UNMISS gives Malakal youth vocational training

9 Aug 2018

UNMISS gives Malakal youth vocational training

Janet Adongo

Overgrown bushes and whitewashed buildings are telltale signs of a lot of time having passed since the school bell last rang to signal the start of yet another day of conventional rote learning.

Today however, a different kind of learning is taking place in the dark, electricity-lacking classrooms.

Youth from Malakal town and their peers staying at the protection site for displaced persons are in the process of acquiring a range of vocational skills. They are embarking on this road to entrepreneurship thanks to interventions by the UN peacekeeping mission’s Relief, Reintegration and Protection section.

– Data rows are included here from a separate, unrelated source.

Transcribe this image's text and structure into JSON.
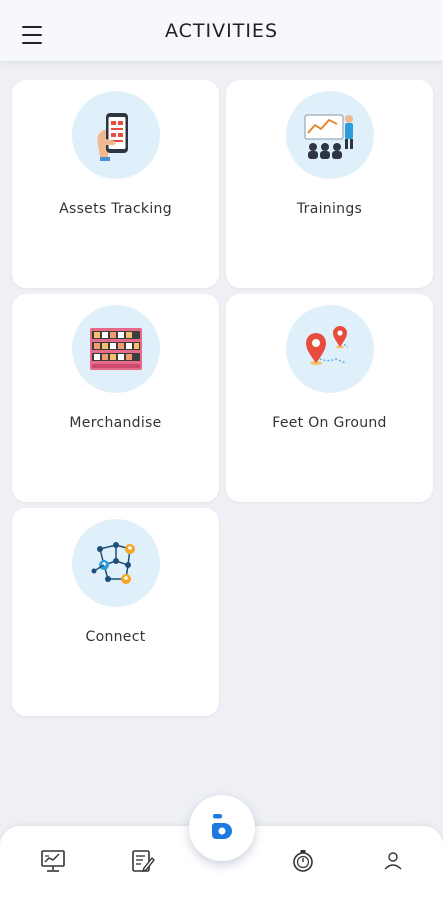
{
  "header": {
    "title": "ACTIVITIES",
    "menu_icon": "hamburger-menu-icon"
  },
  "activities": [
    {
      "label": "Assets Tracking",
      "icon": "phone-scanner-icon"
    },
    {
      "label": "Trainings",
      "icon": "presentation-training-icon"
    },
    {
      "label": "Merchandise",
      "icon": "store-shelf-icon"
    },
    {
      "label": "Feet On Ground",
      "icon": "map-pins-route-icon"
    },
    {
      "label": "Connect",
      "icon": "network-people-icon"
    }
  ],
  "bottom_nav": {
    "items": [
      {
        "icon": "dashboard-monitor-icon"
      },
      {
        "icon": "notes-edit-icon"
      },
      {
        "icon": "home-logo-icon"
      },
      {
        "icon": "timer-icon"
      },
      {
        "icon": "profile-user-icon"
      }
    ]
  },
  "colors": {
    "background": "#eef0f5",
    "card": "#ffffff",
    "icon_circle": "#dff0fb",
    "accent": "#1f7ae0"
  }
}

For the last three months, 22-year-old Flora Akol has frequently made her way into town to learn about solar and electrical connections

“I hope to be able to become an electrician either in the protection site or in town – wherever the business is good for me,” she says.

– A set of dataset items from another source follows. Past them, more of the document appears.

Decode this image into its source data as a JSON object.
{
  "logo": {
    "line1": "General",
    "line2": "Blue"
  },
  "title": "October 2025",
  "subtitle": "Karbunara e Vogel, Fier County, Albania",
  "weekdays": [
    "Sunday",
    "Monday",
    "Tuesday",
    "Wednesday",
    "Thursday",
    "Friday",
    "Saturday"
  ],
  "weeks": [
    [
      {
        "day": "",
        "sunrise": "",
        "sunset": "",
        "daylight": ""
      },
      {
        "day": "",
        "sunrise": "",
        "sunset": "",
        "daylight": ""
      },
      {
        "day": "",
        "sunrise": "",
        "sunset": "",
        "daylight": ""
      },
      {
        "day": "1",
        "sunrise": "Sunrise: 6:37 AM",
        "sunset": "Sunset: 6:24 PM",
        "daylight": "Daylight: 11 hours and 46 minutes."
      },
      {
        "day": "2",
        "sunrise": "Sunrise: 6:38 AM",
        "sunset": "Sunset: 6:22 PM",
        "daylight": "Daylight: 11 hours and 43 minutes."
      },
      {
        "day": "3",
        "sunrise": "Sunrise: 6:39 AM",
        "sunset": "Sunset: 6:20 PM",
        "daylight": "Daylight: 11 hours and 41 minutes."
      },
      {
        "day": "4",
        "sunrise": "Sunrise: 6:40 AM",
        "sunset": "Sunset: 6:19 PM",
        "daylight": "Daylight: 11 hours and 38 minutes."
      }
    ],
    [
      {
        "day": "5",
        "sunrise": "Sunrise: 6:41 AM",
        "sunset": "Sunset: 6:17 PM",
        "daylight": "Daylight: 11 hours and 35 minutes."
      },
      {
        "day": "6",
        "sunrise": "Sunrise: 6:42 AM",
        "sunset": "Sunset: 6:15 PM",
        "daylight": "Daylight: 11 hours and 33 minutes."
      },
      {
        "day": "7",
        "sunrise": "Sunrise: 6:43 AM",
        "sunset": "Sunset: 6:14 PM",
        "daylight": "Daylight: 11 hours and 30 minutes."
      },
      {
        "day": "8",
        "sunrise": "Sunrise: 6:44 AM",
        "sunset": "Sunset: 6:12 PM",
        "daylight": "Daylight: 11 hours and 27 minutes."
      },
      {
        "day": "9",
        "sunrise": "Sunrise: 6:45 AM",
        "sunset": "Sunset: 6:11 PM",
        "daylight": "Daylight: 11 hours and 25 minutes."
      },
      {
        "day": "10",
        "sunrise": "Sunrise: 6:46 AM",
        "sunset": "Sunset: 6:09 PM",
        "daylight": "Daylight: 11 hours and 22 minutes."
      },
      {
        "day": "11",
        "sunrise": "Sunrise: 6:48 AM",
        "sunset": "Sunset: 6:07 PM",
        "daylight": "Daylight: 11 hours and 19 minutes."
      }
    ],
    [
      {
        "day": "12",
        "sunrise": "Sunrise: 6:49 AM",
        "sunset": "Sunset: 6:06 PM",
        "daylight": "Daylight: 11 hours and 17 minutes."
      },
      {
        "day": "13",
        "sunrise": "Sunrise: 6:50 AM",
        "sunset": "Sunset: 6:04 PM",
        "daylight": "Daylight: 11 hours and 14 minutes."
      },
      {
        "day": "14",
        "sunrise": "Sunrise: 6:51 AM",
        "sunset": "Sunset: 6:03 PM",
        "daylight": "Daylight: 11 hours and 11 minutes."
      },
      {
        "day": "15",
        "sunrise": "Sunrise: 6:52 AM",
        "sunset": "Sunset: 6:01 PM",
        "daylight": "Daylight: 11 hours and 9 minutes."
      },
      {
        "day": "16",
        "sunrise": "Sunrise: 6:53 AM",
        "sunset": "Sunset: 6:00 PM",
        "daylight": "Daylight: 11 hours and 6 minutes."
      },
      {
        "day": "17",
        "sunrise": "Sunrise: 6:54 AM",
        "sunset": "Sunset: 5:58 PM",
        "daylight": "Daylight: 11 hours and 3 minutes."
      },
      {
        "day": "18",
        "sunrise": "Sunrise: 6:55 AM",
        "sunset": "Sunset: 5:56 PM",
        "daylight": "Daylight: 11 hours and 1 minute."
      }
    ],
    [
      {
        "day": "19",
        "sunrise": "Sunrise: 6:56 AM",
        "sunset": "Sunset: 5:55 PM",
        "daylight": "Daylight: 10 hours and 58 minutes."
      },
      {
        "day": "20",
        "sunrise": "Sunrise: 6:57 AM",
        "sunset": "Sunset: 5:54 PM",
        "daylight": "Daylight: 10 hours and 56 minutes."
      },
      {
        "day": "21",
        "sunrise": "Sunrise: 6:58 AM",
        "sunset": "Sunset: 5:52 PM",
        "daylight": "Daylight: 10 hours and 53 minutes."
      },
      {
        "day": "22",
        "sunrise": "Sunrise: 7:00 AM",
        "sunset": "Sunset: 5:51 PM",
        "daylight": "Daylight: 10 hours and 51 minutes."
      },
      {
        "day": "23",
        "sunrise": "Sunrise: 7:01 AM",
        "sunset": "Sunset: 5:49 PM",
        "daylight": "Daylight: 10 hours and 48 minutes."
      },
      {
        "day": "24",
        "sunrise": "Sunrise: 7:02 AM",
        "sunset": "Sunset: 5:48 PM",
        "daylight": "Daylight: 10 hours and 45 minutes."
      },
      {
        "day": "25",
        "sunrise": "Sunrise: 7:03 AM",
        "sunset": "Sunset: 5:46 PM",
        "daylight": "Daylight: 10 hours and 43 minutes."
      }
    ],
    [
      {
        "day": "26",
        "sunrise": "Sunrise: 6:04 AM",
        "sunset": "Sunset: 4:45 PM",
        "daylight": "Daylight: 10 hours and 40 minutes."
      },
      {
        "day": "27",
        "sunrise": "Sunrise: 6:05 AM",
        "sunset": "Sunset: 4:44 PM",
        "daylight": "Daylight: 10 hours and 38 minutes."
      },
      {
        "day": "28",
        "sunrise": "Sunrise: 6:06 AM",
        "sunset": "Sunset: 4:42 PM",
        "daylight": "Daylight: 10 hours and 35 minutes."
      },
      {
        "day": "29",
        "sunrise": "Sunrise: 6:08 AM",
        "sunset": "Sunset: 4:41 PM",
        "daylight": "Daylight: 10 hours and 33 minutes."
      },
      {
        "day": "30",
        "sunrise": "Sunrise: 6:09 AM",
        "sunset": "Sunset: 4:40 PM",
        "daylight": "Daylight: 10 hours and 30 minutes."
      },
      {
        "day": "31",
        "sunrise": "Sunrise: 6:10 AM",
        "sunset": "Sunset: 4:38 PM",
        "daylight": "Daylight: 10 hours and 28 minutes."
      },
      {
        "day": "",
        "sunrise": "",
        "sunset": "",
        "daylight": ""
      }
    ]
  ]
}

Behind her, her classmates are standing behind a board, learning how to make solar connections, guided by peacekeepers from the Indian battalion based here.

More than a hundred youth have been braving harsh rainy season weather conditions to soak up the necessary know-how in professional fields as diverse as hairdressing, tailoring, brick laying, carpentry and solar and electrical connections.

The training programme is funded by the United Nations Mission in South Sudan and implemented by the National Relief and Development Corps (NRDC), with a bit of help from subject matter specialists belonging to the UNMISS Indian battalion.

NRDC Program Coordinator Edith Atieno Obongo explains the intricacies of organizing the training.

“It was difficult at first getting the youth interested in the program. Many of those in the protection site were reluctant to sign up for a training in town,” she says. “It took a lot of convincing, but in the end, it paid off. This has been a very successful project and we are glad to have run this training on behalf of UNMISS.”

An enthusiastic Nyok Achuil Them has lived in Malakal for a few years now, but hasn’t been able to earn a living in a town that is only slowly recovering from years of conflict. Now, however, she is hopeful.

“I have learned how to make beds, drawers, cupboards, tables and many other things from wood. Now I will start my own business in town. The only challenge will be bringing materials from Juba, but we will manage.”

Upon completion, trainees will be given starter kits to set up activities geared towards promoting entrepreneurship in their communities. “Besides the obvious benefits, there are other intangible things they are learning here, such as social cohesion and peaceful coexistence. This is important for their return and reintegration into community,” says Cosmas Ba-Ana Itenebe, an UNMISS Relief, Reintegration and Protection Officer involved in the project.

The UN peacekeeping mission is now hoping to replicate the promising Malakal experience in other parts of the Upper Nile region.